Thursday, June 26, 2008


Here's the problem: America didn't care all that much two and half years ago when John Yoo refused to deny that the president has the legal right to crush a child's testicles...

Cassel: If the President deems that he's got to torture somebody, including by crushing the testicles of the person's child, there is no law that can stop him?
Yoo: No treaty.
Cassel: Also no law by Congress. That is what you wrote in the August 2002 memo.
Yoo: I think it depends on why the President thinks he needs to do that.

So it's hard to imagine America caring now, when Yoo again refuses to rule out the legality of torture ordered by the president.

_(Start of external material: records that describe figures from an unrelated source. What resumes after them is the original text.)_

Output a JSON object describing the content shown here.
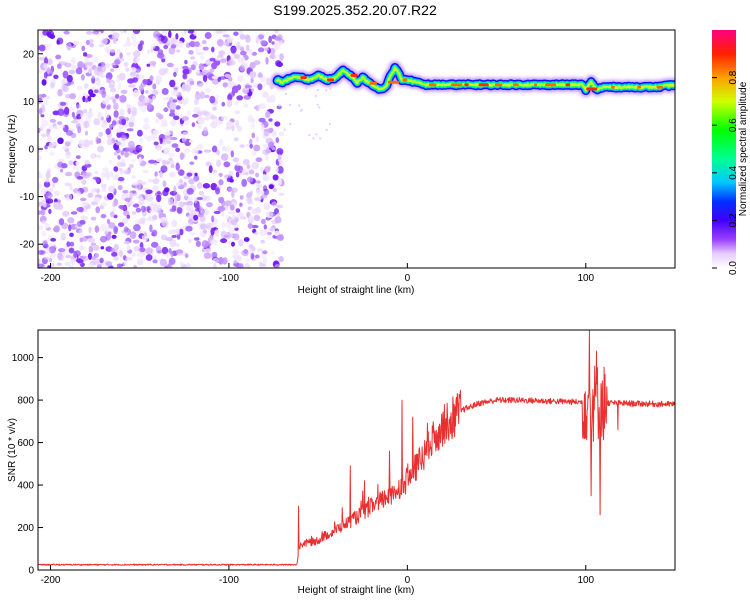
{
  "title": "S199.2025.352.20.07.R22",
  "chart_data": [
    {
      "type": "heatmap",
      "xlabel": "Height of straight line (km)",
      "ylabel": "Frequency (Hz)",
      "xlim": [
        -207,
        150
      ],
      "ylim": [
        -25,
        25
      ],
      "xticks": [
        -200,
        -100,
        0,
        100
      ],
      "yticks": [
        -20,
        -10,
        0,
        10,
        20
      ],
      "noise_region_x": [
        -207,
        -70
      ],
      "ridge": {
        "x": [
          -73,
          -70,
          -65,
          -60,
          -55,
          -50,
          -45,
          -40,
          -36,
          -32,
          -28,
          -25,
          -22,
          -18,
          -15,
          -12,
          -10,
          -7,
          -5,
          -3,
          0,
          5,
          10,
          20,
          40,
          60,
          80,
          98,
          100,
          103,
          106,
          110,
          120,
          140,
          150
        ],
        "freq": [
          14.5,
          14,
          15,
          15,
          14.5,
          15.5,
          14.5,
          15,
          16.5,
          15.5,
          14,
          15,
          14,
          13,
          12.5,
          13,
          15,
          17,
          16,
          14.5,
          14.5,
          14,
          13.5,
          13.5,
          13.5,
          13.5,
          13.5,
          13.5,
          12.5,
          14,
          12.5,
          13,
          13,
          13,
          13.5
        ]
      },
      "colorbar": {
        "label": "Normalized spectral amplitude",
        "ticks": [
          "0.0",
          "0.2",
          "0.4",
          "0.6",
          "0.8"
        ],
        "range": [
          0,
          1
        ]
      }
    },
    {
      "type": "line",
      "xlabel": "Height of straight line (km)",
      "ylabel": "SNR (10 * v/v)",
      "xlim": [
        -207,
        150
      ],
      "ylim": [
        0,
        1130
      ],
      "xticks": [
        -200,
        -100,
        0,
        100
      ],
      "yticks": [
        0,
        200,
        400,
        600,
        800,
        1000
      ],
      "series_color": "#e83030",
      "trend": {
        "x": [
          -207,
          -150,
          -62,
          -60,
          -50,
          -40,
          -30,
          -20,
          -10,
          0,
          10,
          20,
          30,
          40,
          50,
          60,
          80,
          100,
          120,
          150
        ],
        "snr": [
          25,
          25,
          25,
          120,
          140,
          190,
          240,
          300,
          350,
          420,
          550,
          680,
          750,
          785,
          800,
          800,
          795,
          790,
          785,
          780
        ]
      },
      "spikes": [
        {
          "x": -61,
          "snr": 300
        },
        {
          "x": -32,
          "snr": 490
        },
        {
          "x": -24,
          "snr": 420
        },
        {
          "x": -10,
          "snr": 560
        },
        {
          "x": -3,
          "snr": 800
        },
        {
          "x": 3,
          "snr": 720
        },
        {
          "x": 102,
          "snr": 1130
        },
        {
          "x": 103,
          "snr": 350
        },
        {
          "x": 106,
          "snr": 1030
        },
        {
          "x": 108,
          "snr": 260
        },
        {
          "x": 118,
          "snr": 660
        }
      ]
    }
  ]
}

CONYERS: Could the President order a suspect buried alive?

YOO: Uh, Mr. Chairman, I don't think I've ever given advice that the President could order someone buried alive...

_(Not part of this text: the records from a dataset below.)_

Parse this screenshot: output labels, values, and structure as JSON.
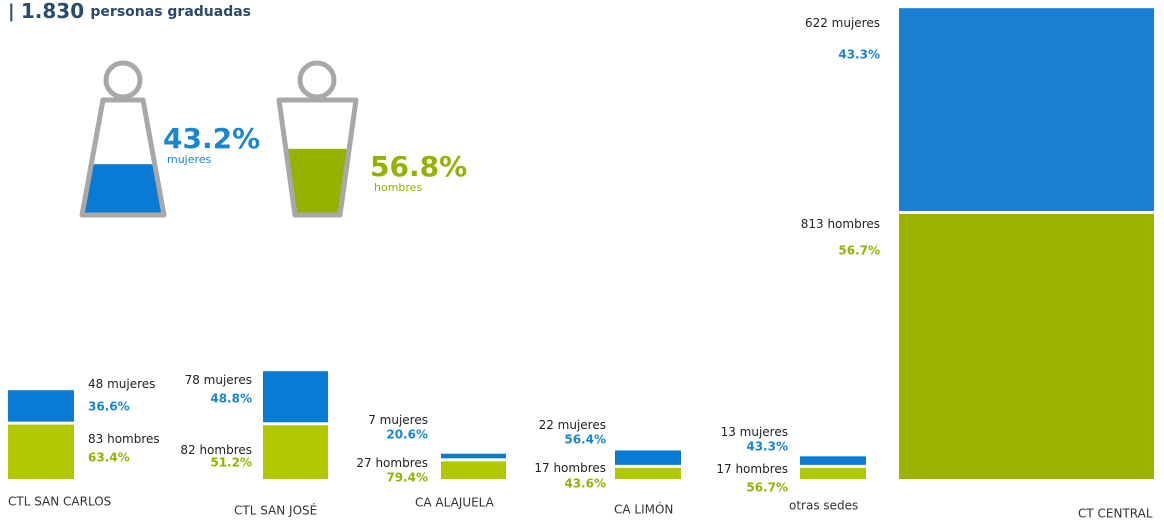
{
  "header": {
    "prefix": "|",
    "total": "1.830",
    "text": "personas graduadas"
  },
  "words": {
    "women": "mujeres",
    "men": "hombres"
  },
  "overall": {
    "women_pct": {
      "value": 43.2,
      "label": "43.2%"
    },
    "men_pct": {
      "value": 56.8,
      "label": "56.8%"
    }
  },
  "campuses": [
    {
      "name": "CTL SAN CARLOS",
      "women": 48,
      "women_pct": "36.6%",
      "men": 83,
      "men_pct": "63.4%"
    },
    {
      "name": "CTL SAN JOSÉ",
      "women": 78,
      "women_pct": "48.8%",
      "men": 82,
      "men_pct": "51.2%"
    },
    {
      "name": "CA ALAJUELA",
      "women": 7,
      "women_pct": "20.6%",
      "men": 27,
      "men_pct": "79.4%"
    },
    {
      "name": "CA LIMÓN",
      "women": 22,
      "women_pct": "56.4%",
      "men": 17,
      "men_pct": "43.6%"
    },
    {
      "name": "otras sedes",
      "women": 13,
      "women_pct": "43.3%",
      "men": 17,
      "men_pct": "56.7%"
    },
    {
      "name": "CT CENTRAL",
      "women": 622,
      "women_pct": "43.3%",
      "men": 813,
      "men_pct": "56.7%"
    }
  ]
}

CONYERS: I didn't ask you if you ever gave him advice. I asked you thought the President could order a suspect buried alive.

YOO: Well Chairman, my view right now is that I don't think a President -- no American President would ever have to order that or feel it necessary to order that.

CONYERS: I think we understand the games that are being played.

Here's the thing. If, in reaction to 9/11 and the earlier history of the United States, you say "God damn America," you'll be a pariah. If you call the victims of 9/11 "little Eichmanns," you'll be a pariah. No surprise there. And I'm not defending Jeremiah Wright or Ward Churchill -- far from it. But all they were doing was describing the world as they saw it, however offensively. They weren't enabling brutality on the part of those with the power to brutalize, as Yoo did when he worked in the Bush administration. And yet he's no pariah.

We can ask Yoo this question a hundred different ways. He's always going to articulate the same philosophy, because he knows that most of America figures it's fine as long as it only happens to them. As long as most of us don't see ourselves as part of them, John Yoo will have a very pleasant life.

I don't know how to change the way most Americans look at this. Asking John Yoo about ever more grotesque tortures isn't going to do it, as long as Americans think that that is fine because it doesn't happen to us.